Why did he insist on upholding his position? Because it was the truth of the Catholic faith, not just some idea that Athanasius had. What was at stake? To deny the truth of the divinity of Jesus Christ would have meant rejecting the Catholic faith. It would have meant there was no redemption, because if Jesus was not divine his death on the cross could not have saved us. Saint Paul wrote this in regard to the resurrection:
If there is no resurrection of the dead, then Christ has not been raised; and if Christ has not been raised, then our proclamation has been in vain and your faith has been in vain.. . .  If Christ has not been raised, your faith is futile and you are still in your sins” (1 Cor 15:13-14, 17).
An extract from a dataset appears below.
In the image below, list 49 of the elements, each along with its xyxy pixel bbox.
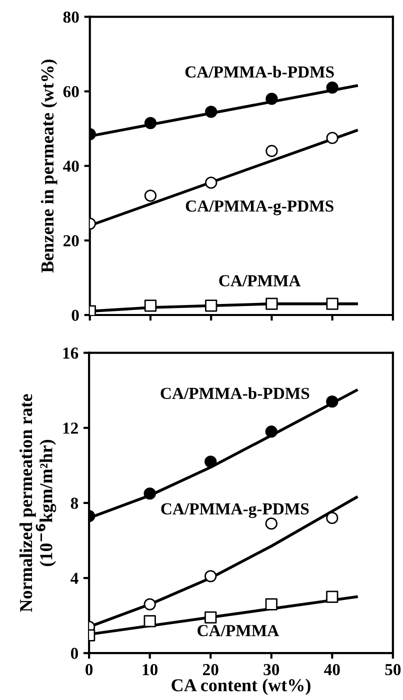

If Christ is not divine, then we are still in our sins. That is why the divinity of Christ is so crucial.

On a practical level, what does this mean for us?
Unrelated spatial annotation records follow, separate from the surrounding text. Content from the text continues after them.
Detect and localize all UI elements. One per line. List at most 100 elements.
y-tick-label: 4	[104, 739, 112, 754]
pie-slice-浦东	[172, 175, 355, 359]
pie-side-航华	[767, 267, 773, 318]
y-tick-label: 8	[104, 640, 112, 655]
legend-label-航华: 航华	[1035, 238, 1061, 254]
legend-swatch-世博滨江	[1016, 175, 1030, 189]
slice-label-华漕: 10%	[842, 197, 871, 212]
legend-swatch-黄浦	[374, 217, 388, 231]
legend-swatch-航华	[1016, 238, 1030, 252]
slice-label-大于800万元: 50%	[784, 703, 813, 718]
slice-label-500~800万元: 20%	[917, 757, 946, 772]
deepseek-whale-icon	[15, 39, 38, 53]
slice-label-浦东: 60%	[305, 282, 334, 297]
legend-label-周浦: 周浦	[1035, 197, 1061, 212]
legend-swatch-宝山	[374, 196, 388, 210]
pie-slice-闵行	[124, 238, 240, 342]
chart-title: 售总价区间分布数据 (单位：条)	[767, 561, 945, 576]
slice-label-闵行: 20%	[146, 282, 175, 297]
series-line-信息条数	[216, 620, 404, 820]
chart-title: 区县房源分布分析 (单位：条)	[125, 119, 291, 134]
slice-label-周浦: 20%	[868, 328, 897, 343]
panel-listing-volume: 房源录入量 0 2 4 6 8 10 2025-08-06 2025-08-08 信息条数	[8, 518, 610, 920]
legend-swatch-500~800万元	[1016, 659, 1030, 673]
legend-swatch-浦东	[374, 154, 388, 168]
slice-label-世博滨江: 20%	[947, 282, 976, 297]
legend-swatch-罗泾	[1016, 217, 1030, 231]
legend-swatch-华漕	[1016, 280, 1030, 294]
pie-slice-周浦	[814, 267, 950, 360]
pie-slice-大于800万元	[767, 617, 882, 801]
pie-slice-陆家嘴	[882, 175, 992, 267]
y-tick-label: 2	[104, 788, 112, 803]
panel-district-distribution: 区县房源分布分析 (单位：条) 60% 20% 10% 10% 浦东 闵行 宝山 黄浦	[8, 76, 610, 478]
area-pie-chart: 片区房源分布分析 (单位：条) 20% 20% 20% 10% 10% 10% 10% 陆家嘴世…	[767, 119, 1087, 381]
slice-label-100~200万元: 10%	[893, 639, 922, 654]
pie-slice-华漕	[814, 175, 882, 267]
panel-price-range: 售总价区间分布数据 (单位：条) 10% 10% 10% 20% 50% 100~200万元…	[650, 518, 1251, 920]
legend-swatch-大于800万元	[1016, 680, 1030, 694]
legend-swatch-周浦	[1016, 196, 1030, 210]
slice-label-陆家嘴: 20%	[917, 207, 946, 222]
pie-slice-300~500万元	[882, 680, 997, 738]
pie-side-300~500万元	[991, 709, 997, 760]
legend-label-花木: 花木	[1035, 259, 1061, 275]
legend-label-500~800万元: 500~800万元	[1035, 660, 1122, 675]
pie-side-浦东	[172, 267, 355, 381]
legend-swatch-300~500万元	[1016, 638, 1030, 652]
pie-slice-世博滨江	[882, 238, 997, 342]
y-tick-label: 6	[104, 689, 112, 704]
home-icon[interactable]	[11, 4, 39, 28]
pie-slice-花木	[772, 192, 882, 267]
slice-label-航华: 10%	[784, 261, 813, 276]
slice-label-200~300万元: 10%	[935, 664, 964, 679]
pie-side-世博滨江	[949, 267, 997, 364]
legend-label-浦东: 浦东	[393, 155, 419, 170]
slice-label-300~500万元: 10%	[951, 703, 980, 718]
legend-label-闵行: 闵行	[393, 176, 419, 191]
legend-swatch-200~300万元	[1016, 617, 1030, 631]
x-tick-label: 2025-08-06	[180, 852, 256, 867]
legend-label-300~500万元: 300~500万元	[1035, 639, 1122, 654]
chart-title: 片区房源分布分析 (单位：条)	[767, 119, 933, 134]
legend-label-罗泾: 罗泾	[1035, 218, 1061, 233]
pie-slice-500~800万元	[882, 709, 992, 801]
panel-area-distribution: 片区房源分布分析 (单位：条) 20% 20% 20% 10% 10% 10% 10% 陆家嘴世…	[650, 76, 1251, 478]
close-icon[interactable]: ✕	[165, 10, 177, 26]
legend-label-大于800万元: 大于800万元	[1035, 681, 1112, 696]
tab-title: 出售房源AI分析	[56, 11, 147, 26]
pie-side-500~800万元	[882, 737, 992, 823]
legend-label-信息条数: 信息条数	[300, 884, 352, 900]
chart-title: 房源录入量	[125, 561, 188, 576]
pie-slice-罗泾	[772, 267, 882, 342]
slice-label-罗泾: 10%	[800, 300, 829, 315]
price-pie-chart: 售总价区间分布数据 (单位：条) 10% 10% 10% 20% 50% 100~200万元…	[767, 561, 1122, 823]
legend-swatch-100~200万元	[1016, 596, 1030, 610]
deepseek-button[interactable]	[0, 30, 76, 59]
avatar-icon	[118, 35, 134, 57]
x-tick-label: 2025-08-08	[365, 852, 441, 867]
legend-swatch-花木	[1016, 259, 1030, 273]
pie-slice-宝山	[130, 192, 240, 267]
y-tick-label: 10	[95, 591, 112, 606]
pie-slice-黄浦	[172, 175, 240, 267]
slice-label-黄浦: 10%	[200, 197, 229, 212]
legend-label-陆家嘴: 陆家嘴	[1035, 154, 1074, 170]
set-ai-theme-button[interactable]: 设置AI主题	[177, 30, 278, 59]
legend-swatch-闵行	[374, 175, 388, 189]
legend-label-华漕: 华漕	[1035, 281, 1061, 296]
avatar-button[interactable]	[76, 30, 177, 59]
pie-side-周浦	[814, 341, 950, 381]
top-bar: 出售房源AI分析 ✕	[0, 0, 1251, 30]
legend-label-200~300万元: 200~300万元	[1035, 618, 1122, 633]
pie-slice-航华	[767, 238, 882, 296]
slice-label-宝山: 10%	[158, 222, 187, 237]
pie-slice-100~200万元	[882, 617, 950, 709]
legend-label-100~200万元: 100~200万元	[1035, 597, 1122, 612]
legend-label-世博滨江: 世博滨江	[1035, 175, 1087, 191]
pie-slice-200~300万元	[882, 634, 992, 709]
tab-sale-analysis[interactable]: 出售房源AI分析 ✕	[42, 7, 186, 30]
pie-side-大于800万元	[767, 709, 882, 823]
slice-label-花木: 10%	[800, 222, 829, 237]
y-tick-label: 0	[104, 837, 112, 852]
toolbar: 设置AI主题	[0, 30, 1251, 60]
It means that we must place Christ at the center of our lives, and believe in the teaching of the Catholic Church that Jesus is both God and man. It means growing in union with Jesus by prayer, the sacraments and good works—knowing that whatever we do to another, we do it to Jesus (see Mt. 25). It means reading the Gospel and meditating on what Jesus said and did. It means completely entrusting ourselves to him, knowing that we are in his safe hands.
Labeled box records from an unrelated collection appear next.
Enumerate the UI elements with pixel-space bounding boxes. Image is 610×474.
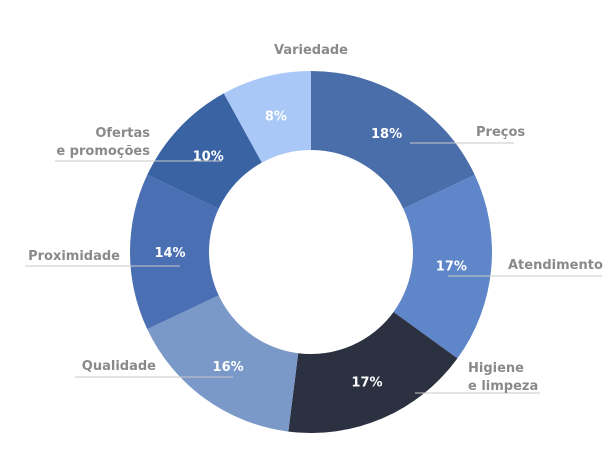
percent-label: 17%	[351, 375, 382, 390]
percent-label: 18%	[371, 127, 402, 142]
donut-slice	[147, 295, 299, 432]
category-label: Higiene e limpeza	[468, 361, 538, 394]
leader-lines	[25, 142, 602, 394]
donut-slice	[223, 71, 311, 163]
percent-label: 17%	[436, 259, 467, 274]
percent-label: 16%	[213, 360, 244, 375]
donut-slice	[147, 93, 262, 209]
donut-slices	[130, 71, 492, 433]
category-label: Qualidade	[82, 359, 156, 374]
donut-slice	[130, 174, 219, 330]
percent-label: 10%	[193, 149, 224, 164]
category-label: Ofertas e promoções	[56, 126, 150, 159]
percent-labels: 18% 17% 17% 16% 14% 10% 8%	[154, 109, 466, 390]
category-label: Atendimento	[508, 258, 603, 273]
donut-slice	[311, 71, 475, 209]
donut-slice	[288, 311, 458, 433]
category-labels: Preços Atendimento Higiene e limpeza Qualida…	[28, 43, 603, 394]
category-label: Variedade	[274, 43, 348, 58]
category-label: Proximidade	[28, 249, 120, 264]
category-label: Preços	[476, 125, 525, 140]
donut-slice	[393, 174, 492, 359]
percent-label: 8%	[265, 109, 287, 124]
percent-label: 14%	[154, 246, 185, 261]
Some practical things to do:

  • Honor the divinity of Christ by making a holy hour at church in front of the tabernacle.
  • Honor the holy Name of Jesus by always using it in a respectful way, never as a swear word.
  • Pray for persecuted Christians around the world.

Prayer

Saint Athanasius, you dedicated your whole life to preaching the true faith about Jesus Christ, that he is fully divine and fully human. Despite all the opposition you endured you clung to the truth and never stopped proclaiming it. Help us to have a deep faith and to be fully Catholic in our way of thinking despite all the errors that are so prevalent in our own time. Pray that we will have the light and courage to proclaim the truth like you did.

Feast: May 2

Patron: Theologians, those who uphold the truth of the Christian faith

A selection from Saint Athanasius

But for the searching of the Scriptures and true knowledge of them, an honorable life is needed, and a pure soul, and that virtue which is according to Christ; so that the intellect guiding its path by it, may be able to attain what it desires, and to comprehend it, in so far as it is accessible to human nature to learn concerning the Word of God. For without a pure mind and a modelling of the life after the saints, a man could not possibly comprehend the words of the saints. For just as if a man wished to see the light of the sun, he would at any rate wipe and brighten his eye, purifying himself in some sort like what he desires, so that the eye, thus becoming light, may see the light of the sun. Or it is as if a person would see a city or country, he at any rate comes to the place to see it. Thus he who would comprehend the mind of those who speak of God must needs begin by washing and cleansing his soul, by his manner of living, and approach the saints themselves by imitating their works. Then, associated with them in the conduct of a common life, he may understand also what has been revealed to them by God. Thenceforth, as closely knit to them, he may escape the peril of the sinners and their fire at the day of judgment. He will thus receive what is laid up for the saints in the kingdom of heaven, which eye has not seen, nor ear heard, neither have entered into the heart of man, whatsoever things are prepared for them that live a virtuous life, (see 1 Cor 2:9). They will then love our God and Father, in Christ Jesus our Lord: through whom and with whom be to the Father himself, with the Son himself, in the Holy Spirit, honor and might and glory for ever and ever. Amen.